Voici sept séries télévisées, y compris la série originale, des romans, un jeu de rôle, une émission animée pour la télévision et maintenant un long métrage pour le cinéma. C’est une véritable prouesse, car son univers a connu un succès durable pendant 22 ans, défiant les tendances changeantes du secteur des loisirs. « Je fais le genre de bédé que j’aurais aimé lire quand j’avais 10 ou 12 ans. Les Légendaires, c’est le fruit de toute la pop culture que je consommais quand j’étais jeune. On y retrouve des influences de Star Wars, d’Avatar, d’Harry Potter et du jeu vidéo. »
Tout cela s’unifie dans une histoire où l’action, l’humour, le drame épique, la romance, l’entraide, l’amitié, le dépassement de soi, la défense des faibles et la lutte contre le mal dansent au rythme d’une mélodie graphique rythmée, aussi efficace qu’implacable. « Ça peut sembler un peu cliché tout ça, mais je crois que c’est ce qui fait son succès. Les messages que je véhicule et les récits que je raconte sont intemporels. Ils parlent à plusieurs générations. » Sans compter son dessin qui sent bon le manga, « Je crois qu’il explique aussi sa popularité. Le graphisme manga est très dynamique et moderne. Il plaît toujours autant aux jeunes. »
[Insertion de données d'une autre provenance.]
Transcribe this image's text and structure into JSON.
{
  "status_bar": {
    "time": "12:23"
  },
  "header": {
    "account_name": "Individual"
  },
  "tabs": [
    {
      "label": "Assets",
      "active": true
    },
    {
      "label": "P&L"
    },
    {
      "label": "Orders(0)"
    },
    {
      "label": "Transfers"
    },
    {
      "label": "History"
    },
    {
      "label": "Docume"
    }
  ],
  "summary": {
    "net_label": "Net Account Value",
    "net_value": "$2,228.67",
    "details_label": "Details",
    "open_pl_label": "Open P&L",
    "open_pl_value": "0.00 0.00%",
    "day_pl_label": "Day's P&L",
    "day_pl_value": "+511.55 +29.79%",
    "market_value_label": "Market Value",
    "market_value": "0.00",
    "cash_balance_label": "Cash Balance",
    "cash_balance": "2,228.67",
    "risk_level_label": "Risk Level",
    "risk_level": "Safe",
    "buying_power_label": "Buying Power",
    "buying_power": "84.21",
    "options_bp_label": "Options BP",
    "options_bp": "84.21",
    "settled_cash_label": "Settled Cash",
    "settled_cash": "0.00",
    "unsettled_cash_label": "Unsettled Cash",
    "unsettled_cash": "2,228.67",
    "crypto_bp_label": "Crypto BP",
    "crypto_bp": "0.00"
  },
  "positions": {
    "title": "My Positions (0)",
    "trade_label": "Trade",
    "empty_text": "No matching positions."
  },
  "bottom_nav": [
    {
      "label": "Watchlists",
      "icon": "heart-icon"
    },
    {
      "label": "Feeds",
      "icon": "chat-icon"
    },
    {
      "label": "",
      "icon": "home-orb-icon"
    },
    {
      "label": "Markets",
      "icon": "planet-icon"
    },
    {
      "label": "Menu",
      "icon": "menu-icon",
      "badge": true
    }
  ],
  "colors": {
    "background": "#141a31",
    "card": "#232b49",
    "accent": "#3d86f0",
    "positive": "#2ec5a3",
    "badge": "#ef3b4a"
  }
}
Des jeunes qui s’identifient, quelle que soit leur génération. « Quand mes lecteurs atteignent 15-16 ans ou deviennent de jeunes adultes, ils décrochent de la série. Mais il y a toujours une nouvelle génération qui les remplace. La plupart de ceux qui me lisent maintenant n’étaient pas nés quand la série a commencé. Il y a quelques jours, j’ai fait une séance de dédicaces. La majorité des participants avait entre sept et dix ans. Mes admirateurs de la première heure ne me lisent peut-être plus, mais il y a des nouveaux qui commencent et qui aiment tout autant. »
Lancée en 2004, la série faisait figure d’ovni dans le paysage « bédéesque » européen francophone, en raison du fait qu’il s’agissait d’un manga de fantasy en français fait par un Français, ce n’était pas courant. Il nuance toutefois cette constatation. « La fantasy a toujours été populaire en France, on pense à Lanfeust de Troy, d’Arleston et Tarquin ou à la Quête de l’oiseau du temps de Loisel et Letendre. Mais c’est vrai qu’avec un graphisme manga, c’était assez inusité pour un auteur français. Les maisons d’édition sentaient bien, à cette époque, qu’il y avait une nouvelle génération d’auteurs, dont moi, biberonnés à l’animation japonaise, qui arrivait. J’ai juste été un des premiers à proposer un projet. »
Il est vrai que, compte tenu du grand nombre de séries qu’il a produites, il courait le risque de s’étirer en longueur. En effet, on ne compte plus le nombre de bédéistes qui n’ont pas su conclure au bon moment. Cela ne semble pas trop l’inquiéter. « J’ai fini Les Légendaires de peur de faire l’album de trop. L’éditeur voulait que je continue pendant quelques années encore. Mais j’avais senti que le temps était venu de conclure la série principale. Si j’ai fait des séries dérivées, ce n’était pour inonder le marché. Chacune d’elles a sa raison d’être. La plupart d’entre elles ne dépasseront pas dix tomes. Ce qui me motive, c’est d’avoir des histoires à raconter. Quand je n’ai plus rien à raconter, je termine une série. Sinon, elle continue. »
Heureusement pour nous, il a toujours plein d’histoires à partager dans sa besace.
Les collections de « Légendaires » sont éditées par Delcourt.